Hi all,

A Post Scriptum to my previous mail about the apocryphal story of
Djati-Pengilon falling into water:

Forgot to mention that, although this is by no means ascertained, one other
meteorite from Indonesia/former Dutch East Indies, indeed might have dropped
fragments in sea. It concerns Tjerebon (see Gisolf 1924):

The fireball, brighter than the moon, was seen from a very wide area of
Java. Four sonic booms were heard. Several fragments probably landed in sea,
as the fireball approached from over sea with severe fragmentation obserbed
by several eyewitnesses, while the two recovered non-fitting highly angular
masses were found just a few km from the coast.
The lesser (7.5 kg) fragment impacted at Karangwareng, close to the sugar
factory,  just a few tens of meters from a mr. Darsen, who heard the sound
of the approaching meteorite and the impact crash. The stone had hit a
pisang (banana) tree and broken the tree in the middle of its trunk. It made
an impact pit one foot deep and onehalf foot wide. The impact pit of the 8
kg main mass was found 2 days later, on the land of a Mr.

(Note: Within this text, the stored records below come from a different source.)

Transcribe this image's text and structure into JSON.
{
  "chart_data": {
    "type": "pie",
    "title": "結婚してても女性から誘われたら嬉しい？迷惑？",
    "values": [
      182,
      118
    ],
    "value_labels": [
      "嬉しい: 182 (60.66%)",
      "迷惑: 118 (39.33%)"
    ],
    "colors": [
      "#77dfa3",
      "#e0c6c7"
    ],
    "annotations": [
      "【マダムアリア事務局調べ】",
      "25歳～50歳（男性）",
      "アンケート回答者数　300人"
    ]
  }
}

Toer, 300 meter
southeast of  the railroad station at Karangsoewoeng and about 0.5 km
northeast of the Karangwareng mass. This impact pit was 64 cm deep.

best wishes,

- Marco

reference: W.F. Gisolf (1924): "De meteoriet van Tjerebon". Jaarboek van het
Mijnwezen in Nederlandsch Oost-Indië vol. 53 (Verhandelingen), p. 168-180.